Workplace inspections are an important prevention tool that can prevent injuries and illnesses and ensure that your health and safety program is working. The goal is to find any unsafe acts or conditions and implement necessary controls.
The photo of today will outline Inspection tips, types of inspection, and hazards to look for during work activities at the workplace to ensure providing a safe workplace free of any hazards.
Why are workplace inspections important? Workplace inspections help prevent incidents, injuries, and illnesses. Through an examination of the workplace, inspections help to identify and record hazards for corrective action.
Health and safety committees can help plan, conduct, report, and monitor inspections. Regular workplace inspections are an important part of the overall occupational health and safety program and management system if present.

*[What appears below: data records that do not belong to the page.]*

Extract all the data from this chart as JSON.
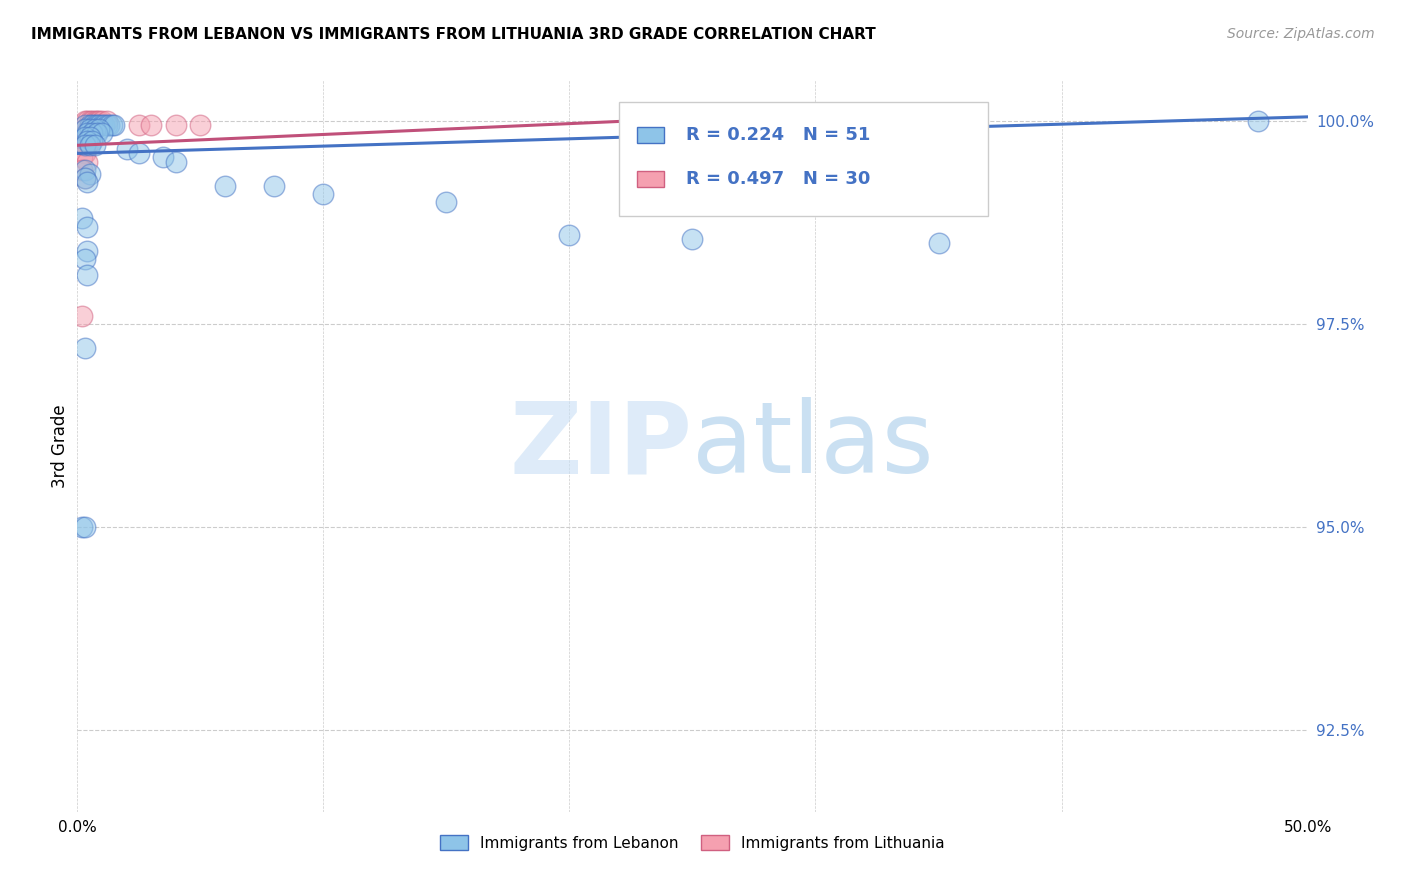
{
  "title": "IMMIGRANTS FROM LEBANON VS IMMIGRANTS FROM LITHUANIA 3RD GRADE CORRELATION CHART",
  "source": "Source: ZipAtlas.com",
  "ylabel": "3rd Grade",
  "xlim": [
    0.0,
    0.5
  ],
  "ylim": [
    0.915,
    1.005
  ],
  "ytick_labels": [
    "92.5%",
    "95.0%",
    "97.5%",
    "100.0%"
  ],
  "ytick_values": [
    0.925,
    0.95,
    0.975,
    1.0
  ],
  "xtick_values": [
    0.0,
    0.1,
    0.2,
    0.3,
    0.4,
    0.5
  ],
  "xtick_display": [
    0.0,
    0.5
  ],
  "legend_label1": "Immigrants from Lebanon",
  "legend_label2": "Immigrants from Lithuania",
  "R1": 0.224,
  "N1": 51,
  "R2": 0.497,
  "N2": 30,
  "color_lebanon": "#8ec4e8",
  "color_lithuania": "#f5a0b0",
  "color_lebanon_line": "#4472c4",
  "color_lithuania_line": "#c0507a",
  "color_right_axis": "#4472c4",
  "blue_line": {
    "x0": 0.0,
    "x1": 0.5,
    "y0": 0.996,
    "y1": 1.0005
  },
  "pink_line": {
    "x0": 0.0,
    "x1": 0.3,
    "y0": 0.997,
    "y1": 1.001
  },
  "blue_dots": [
    [
      0.003,
      0.9995
    ],
    [
      0.005,
      0.9995
    ],
    [
      0.006,
      0.9995
    ],
    [
      0.007,
      0.9995
    ],
    [
      0.008,
      0.9995
    ],
    [
      0.009,
      0.9995
    ],
    [
      0.01,
      0.9995
    ],
    [
      0.011,
      0.9995
    ],
    [
      0.012,
      0.9995
    ],
    [
      0.013,
      0.9995
    ],
    [
      0.014,
      0.9995
    ],
    [
      0.015,
      0.9995
    ],
    [
      0.003,
      0.999
    ],
    [
      0.005,
      0.999
    ],
    [
      0.007,
      0.999
    ],
    [
      0.009,
      0.999
    ],
    [
      0.004,
      0.9985
    ],
    [
      0.006,
      0.9985
    ],
    [
      0.008,
      0.9985
    ],
    [
      0.01,
      0.9985
    ],
    [
      0.003,
      0.998
    ],
    [
      0.005,
      0.998
    ],
    [
      0.004,
      0.9975
    ],
    [
      0.006,
      0.9975
    ],
    [
      0.003,
      0.997
    ],
    [
      0.005,
      0.997
    ],
    [
      0.007,
      0.997
    ],
    [
      0.02,
      0.9965
    ],
    [
      0.025,
      0.996
    ],
    [
      0.035,
      0.9955
    ],
    [
      0.04,
      0.995
    ],
    [
      0.003,
      0.994
    ],
    [
      0.005,
      0.9935
    ],
    [
      0.003,
      0.993
    ],
    [
      0.004,
      0.9925
    ],
    [
      0.06,
      0.992
    ],
    [
      0.08,
      0.992
    ],
    [
      0.1,
      0.991
    ],
    [
      0.15,
      0.99
    ],
    [
      0.002,
      0.988
    ],
    [
      0.004,
      0.987
    ],
    [
      0.2,
      0.986
    ],
    [
      0.25,
      0.9855
    ],
    [
      0.35,
      0.985
    ],
    [
      0.004,
      0.984
    ],
    [
      0.003,
      0.983
    ],
    [
      0.004,
      0.981
    ],
    [
      0.003,
      0.972
    ],
    [
      0.002,
      0.95
    ],
    [
      0.48,
      1.0
    ],
    [
      0.003,
      0.95
    ]
  ],
  "pink_dots": [
    [
      0.003,
      1.0
    ],
    [
      0.004,
      1.0
    ],
    [
      0.005,
      1.0
    ],
    [
      0.006,
      1.0
    ],
    [
      0.007,
      1.0
    ],
    [
      0.008,
      1.0
    ],
    [
      0.009,
      1.0
    ],
    [
      0.01,
      1.0
    ],
    [
      0.012,
      1.0
    ],
    [
      0.025,
      0.9995
    ],
    [
      0.03,
      0.9995
    ],
    [
      0.003,
      0.999
    ],
    [
      0.005,
      0.999
    ],
    [
      0.04,
      0.9995
    ],
    [
      0.05,
      0.9995
    ],
    [
      0.003,
      0.9985
    ],
    [
      0.005,
      0.9985
    ],
    [
      0.002,
      0.998
    ],
    [
      0.004,
      0.998
    ],
    [
      0.003,
      0.9975
    ],
    [
      0.005,
      0.9975
    ],
    [
      0.002,
      0.997
    ],
    [
      0.004,
      0.997
    ],
    [
      0.003,
      0.996
    ],
    [
      0.002,
      0.9955
    ],
    [
      0.004,
      0.995
    ],
    [
      0.002,
      0.994
    ],
    [
      0.003,
      0.993
    ],
    [
      0.002,
      0.976
    ],
    [
      0.28,
      0.9995
    ]
  ]
}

What is the purpose of inspections?
Workplace inspections allow you to:
- Listen to the concerns of workers and supervisors
- Gain further understanding of jobs and tasks
- Identify existing and potential hazards
- Determine underlying causes of hazards
- Recommend corrective action
- Monitor steps are taken to eliminate hazards or control the risk (i.e. engineering controls, administrative controls, policies, procedures, personal protective equipment)
What should you examine during a workplace inspection?
Every inspection must examine who, what, where, when, and how. Pay particular attention to items that are or are most likely to develop into unsafe or unhealthy conditions because of stress, wear, impact, vibration, heat, corrosion, chemical reaction, or misuse. Include areas where no work is done regularly, such as parking lots, rest areas, office storage areas, and locker rooms.
Look at all workplace elements – the people, the environment, the equipment, and the process. The environment includes such hazards as noise, vibration, lighting, temperature, and ventilation. Equipment includes materials, tools, and apparatus for producing a product or a service. The process involves how the worker interacts with the other elements in a series of tasks or operations.
Who can help me conduct a workplace inspection?
A program for inspecting the entire workplace at least once a month must be developed with the joint health and safety committee (JHSC) or health and safety (H&S) representative. The workplace can be divided into sections, each with its own inspection person or team. Inspections may also be scheduled daily, weekly, monthly, or annually or at other frequencies depending on the nature of the issue, requirements of legislation, and the regulations (for example, a lift truck must be inspected daily ), or as recommended by equipment manufacturers. You can also use your hazard identification system and incident history to help identify areas that may require more frequent inspections. Ideally, inspections should be done on a schedule that will prevent the development of unsafe conditions.
There are four main types of inspections:
- Formal (Planned) – normally done by using a written checklist and carried out by a team at regular intervals.
- Informal (On the spot) – done by management, supervisors, and JHSC or H&S representatives by observing the area for unsafe acts and conditions, and noting the issues in the daily log or by completing a simple form.
- Specialized inspections – conducted by specialists (for example on boilers, electrical equipment, mechanical or ventilation systems).
- Regulatory – normally consists of inspections required by the OHS regulations. Examples include inspection of fall protection equipment.
Note: The scope of this OHS Guide is to address formal or planned inspections.
An inspection team should include both employee and employer representatives. They should be familiar with the work process and, whenever possible, including members of the JHSC or H&S representative.
Formal or planned inspections should be done using a formal checklist, tailored to the workplace’s needs. Items on the checklist should not be considered permanent as incidents, changes in process, and near misses may result in new items being added to the checklist. A sample checklist is provided as an example.
Identified hazards must be classified, using a hazard classification system; this will ensure that hazards are addressed by rankings. An example is provided at the end of the sample checklist.
As an employer, you must:
- Include the procedures and schedules for inspections in the hazard identification system when a health and safety program is required in the workplace.
- Ensure that the place of employment is inspected at least monthly to identify any risks to employee health and safety.
- Develop a program for the inspection with the JHSC or the H&S representative and share the results of each inspection with the JHSC or the H&S representative.
- Train employees to regularly inspect their machinery, tools, and equipment.
- Ensure that inspection results are recorded and significant findings are acted on.
The steps to follow for a successful inspection include:
- Planning your route and any primary concerns to be observed.
- Observing tasks being done.
- Asking questions, making notes.
- Examining equipment, checking maintenance records.
- Checking that the work area is tidy and that tools have a storage place.
- Looking for what might not be obvious such as fire doors not opening outward or being blocked.
- Establishing clear procedures that identify when and how often to conduct each inspection. Some tasks may require daily or start-of-shift inspections. Record who will do them and who will follow up.
- While the workplace requires monthly inspections, more frequent inspections may be required and a schedule should be established based on the frequency of work, degree of hazard, and a history of incidents or near misses.
- Keeping records of all inspections, findings, recommendations, and follow-up.
- Ensuring the JHSC (or H&S representative) sees the reports and follow-up.